Junge Baumeister auf dem Abenteuerspielplatz.

Früh übt sich wer ein Meister werden will. (Foto: ASP)
In den Ferien war auf dem Abenteuerspielplatz in der Hammerschmiede natürlich wieder eine Menge los. Neben den normalen Aktionen und Angeboten stand dieses Mal in der ersten Ferienwoche der „Hüttenbauwettbewerb“ im Mittelpunkt. Schon bei der Öffnung am Morgen des ersten Ferientages standen 70 Kinder mit "scharrenden Hufen" auf dem Hüttenbauplatz um einen Bauplatz an einer Hütte zu ergattern. Jede der Hütten war ruck-zuck mit einer Baugruppe besetzt - sogar der Bogenschießstand wurde noch mit Beschlag belegt. Das Motto des Wettbewerbs lautete in diesem Jahr Kinder(T)Räume und vom Pferdehof, einem „Candyhouse“, einer Dinohütte bis zum Gruselschloss reichten die Ideen.


Handwerk braucht auch kaufmännisches Geschick.

Und dann wurde gesägt, gehämmert, genagelt was das Zeug hielt. Allerdings stand davor noch die Mühe an Holz zu kommen. Um an neues Holz zu kommen, mussten die Kids rostige Nägel aus den alten Brettern herausziehen - für jeweils 10 rostige Nägel durfte als Belohnung einmal am Glücksrad gedreht werden Neben neuen Nägeln oder Gummibärchen sind als Hauptgewinn drei neue Bretter zu gewinnen, die dann stolz zur eigenen Hütte geschleppt werden. Ein reger Tauschhandel untereinander entstand. Zum Schluss lag der Kurs für ein Brett bei 40 neuen Nägeln!

Die Kinder sind zwischen 6 - 14 Jahren alt, bunt gemischt, Jungen und Mädchen, neue Kinder werden problemlos mit dazu genommen: nochmal zwei Hände mehr!
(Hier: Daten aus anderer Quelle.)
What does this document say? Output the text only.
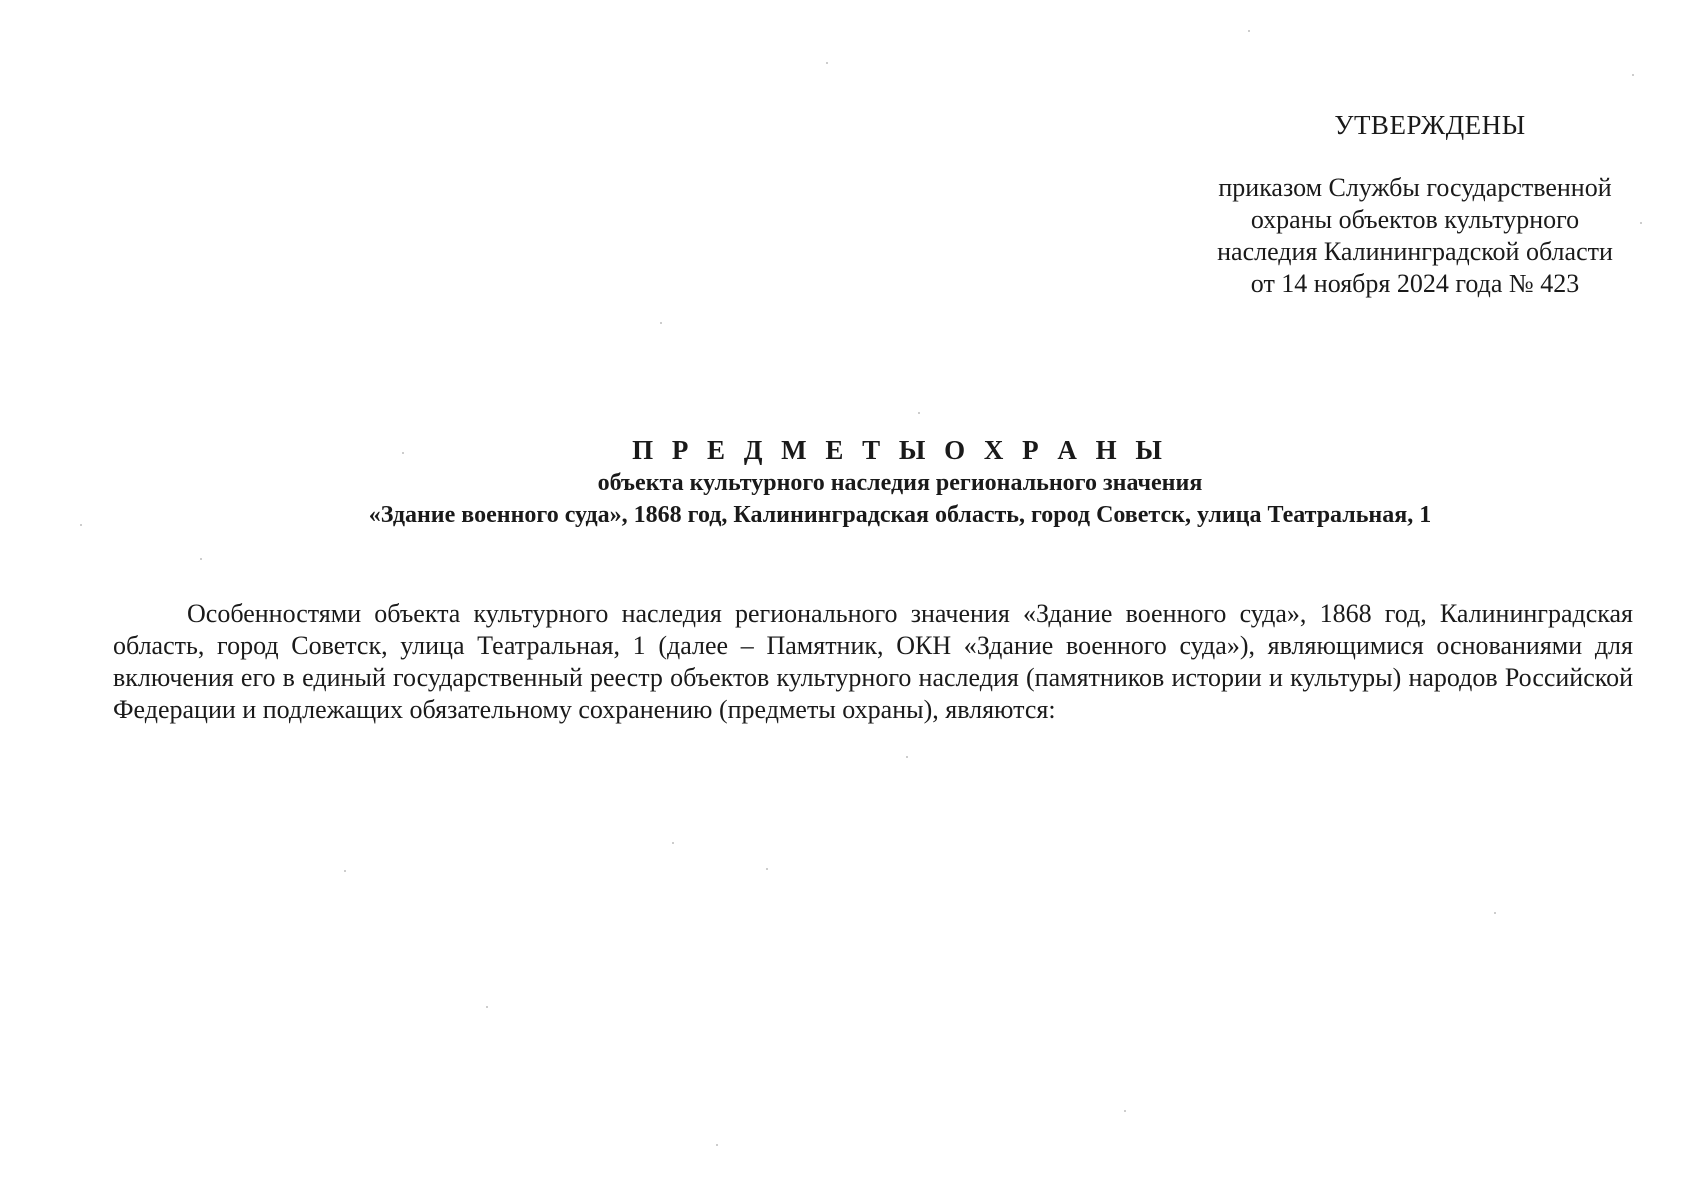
УТВЕРЖДЕНЫ
приказом Службы государственной
охраны объектов культурного
наследия Калининградской области
от 14 ноября 2024 года № 423
П Р Е Д М Е Т Ы О Х Р А Н Ы
объекта культурного наследия регионального значения
«Здание военного суда», 1868 год, Калининградская область, город Советск, улица Театральная, 1

Особенностями объекта культурного наследия регионального значения «Здание военного суда», 1868 год, Калининградская область, город Советск, улица Театральная, 1 (далее – Памятник, ОКН «Здание военного суда»), являющимися основаниями для включения его в единый государственный реестр объектов культурного наследия (памятников истории и культуры) народов Российской Федерации и подлежащих обязательному сохранению (предметы охраны), являются:
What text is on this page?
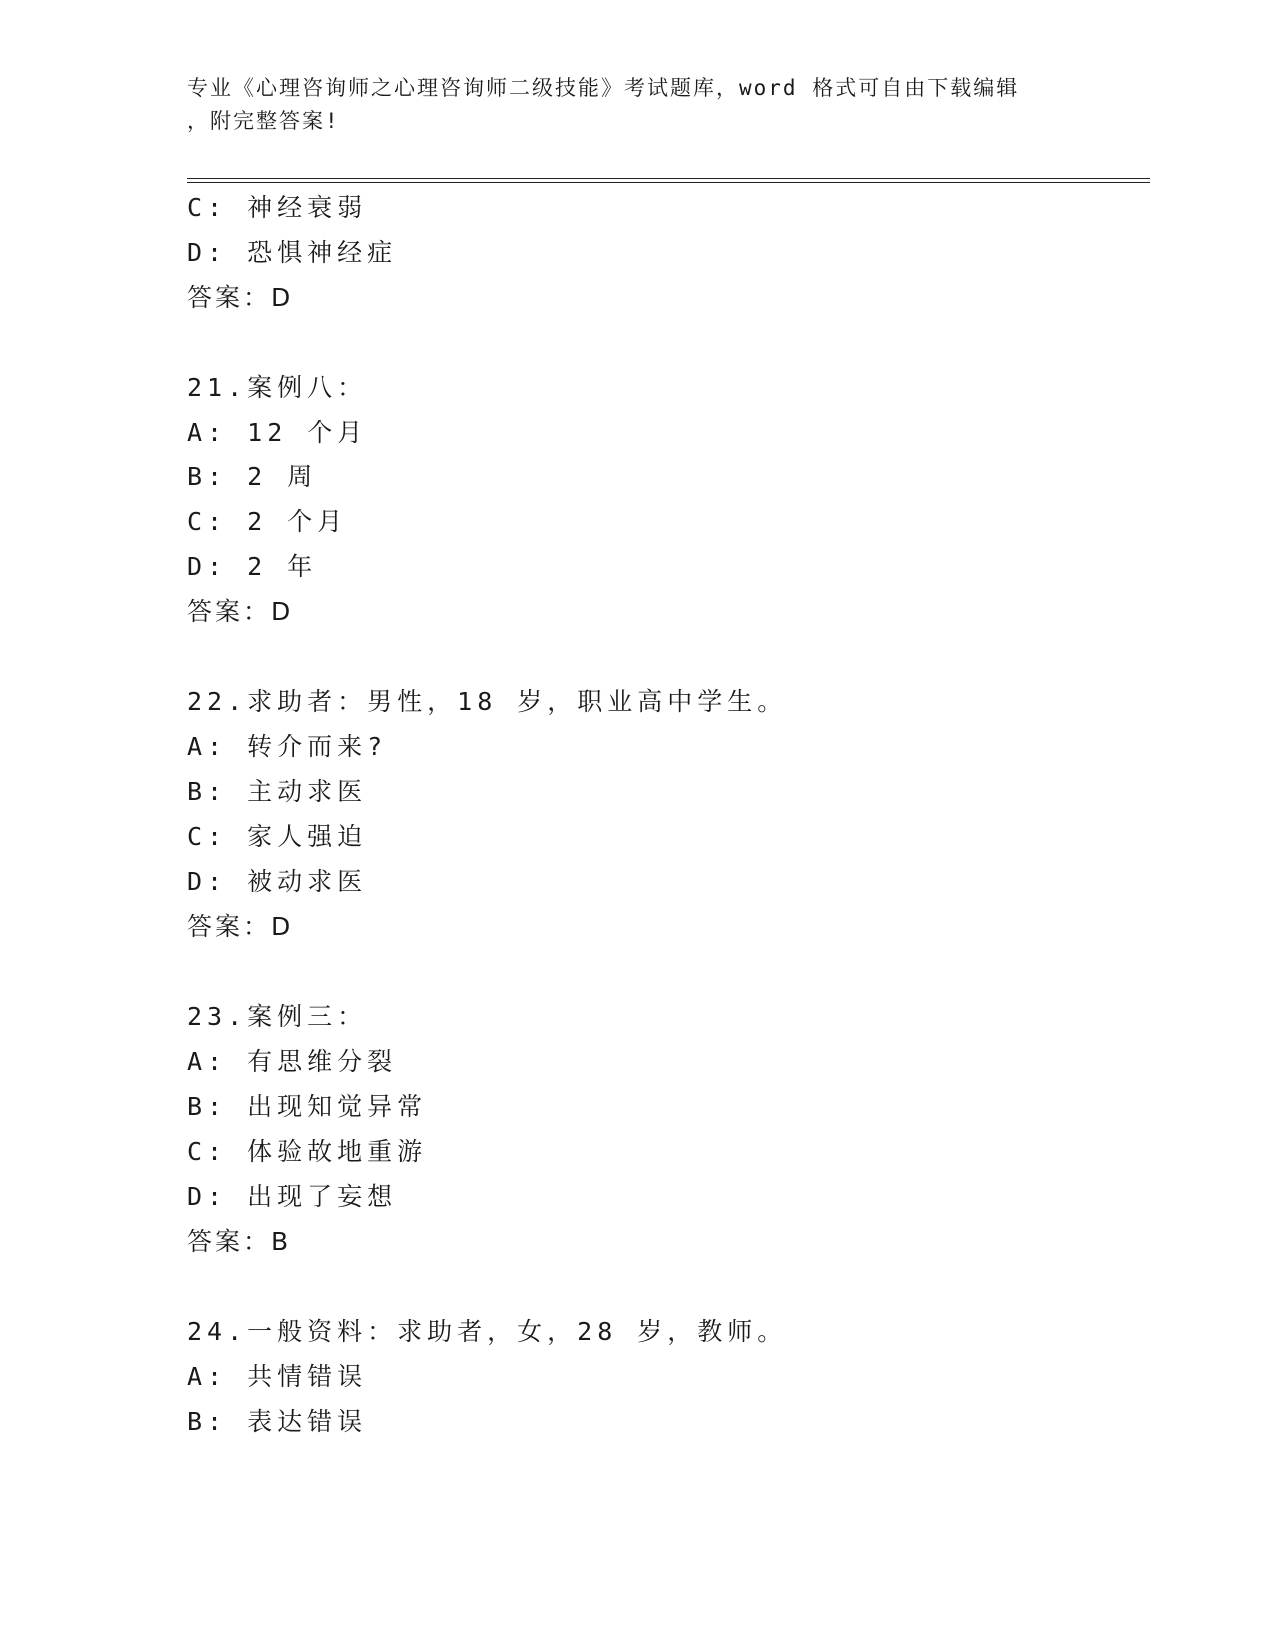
专业《心理咨询师之心理咨询师二级技能》考试题库，word 格式可自由下载编辑
，附完整答案!
C: 神经衰弱
D: 恐惧神经症
答案：D
21.案例八：
A: 12 个月
B: 2 周
C: 2 个月
D: 2 年
答案：D
22.求助者：男性，18 岁，职业高中学生。
A: 转介而来?
B: 主动求医
C: 家人强迫
D: 被动求医
答案：D
23.案例三：
A: 有思维分裂
B: 出现知觉异常
C: 体验故地重游
D: 出现了妄想
答案：B
24.一般资料：求助者，女，28 岁，教师。
A: 共情错误
B: 表达错误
Man ist immer wieder erstaunt, was Kinder schaffen können, obwohl man es eigentlich ja wissen sollte... Wenn die Baumeister dann am Abend in großer Runde zusammensaßen und alle begeistert von ihren Erlebnissen des Tages erzählten, wurde einem als Zuhörer endgültig klar: da haben eine Menge Kinder tolle Ferien!!!

Am Ende der Bauphase tagte dann eine große "unabhängige Jury", die Kids führten sie zu ihren Hütten und präsentierten stolz ihre Bauwerke. Die Jury bewertete die Bauten dann nach verschiedenen Kriterien. Bei der dann folgenden Hüttenparty wurden die Siegerinnen und Sieger des Wettbewerbs bekannt gegeben und erhielten die begehrten Medaillen, es gab ein kleines Buffet und das Glücksrad wird ein letztes Mal angeworfen. Dann war für dieses Jahr der Wettbewerb vorbei, der Bau der Hütten ging aber natürlich weiter. Und auch im Alltag auf dem SP, geöffnet Dienstag bis Samstag von 14 – 18 Uhr wird fleißig gebaut und gewerkelt.

Dass es auch in diesem Jahr wieder ein Hüttenbauwettbewerb in dieser Form gibt, verdanken ist der ARGE Hammerschmiede zu verdanken. Mit ihrer Spende von Euro 500,- wurde der Kauf von Holz und Brettern ermöglicht!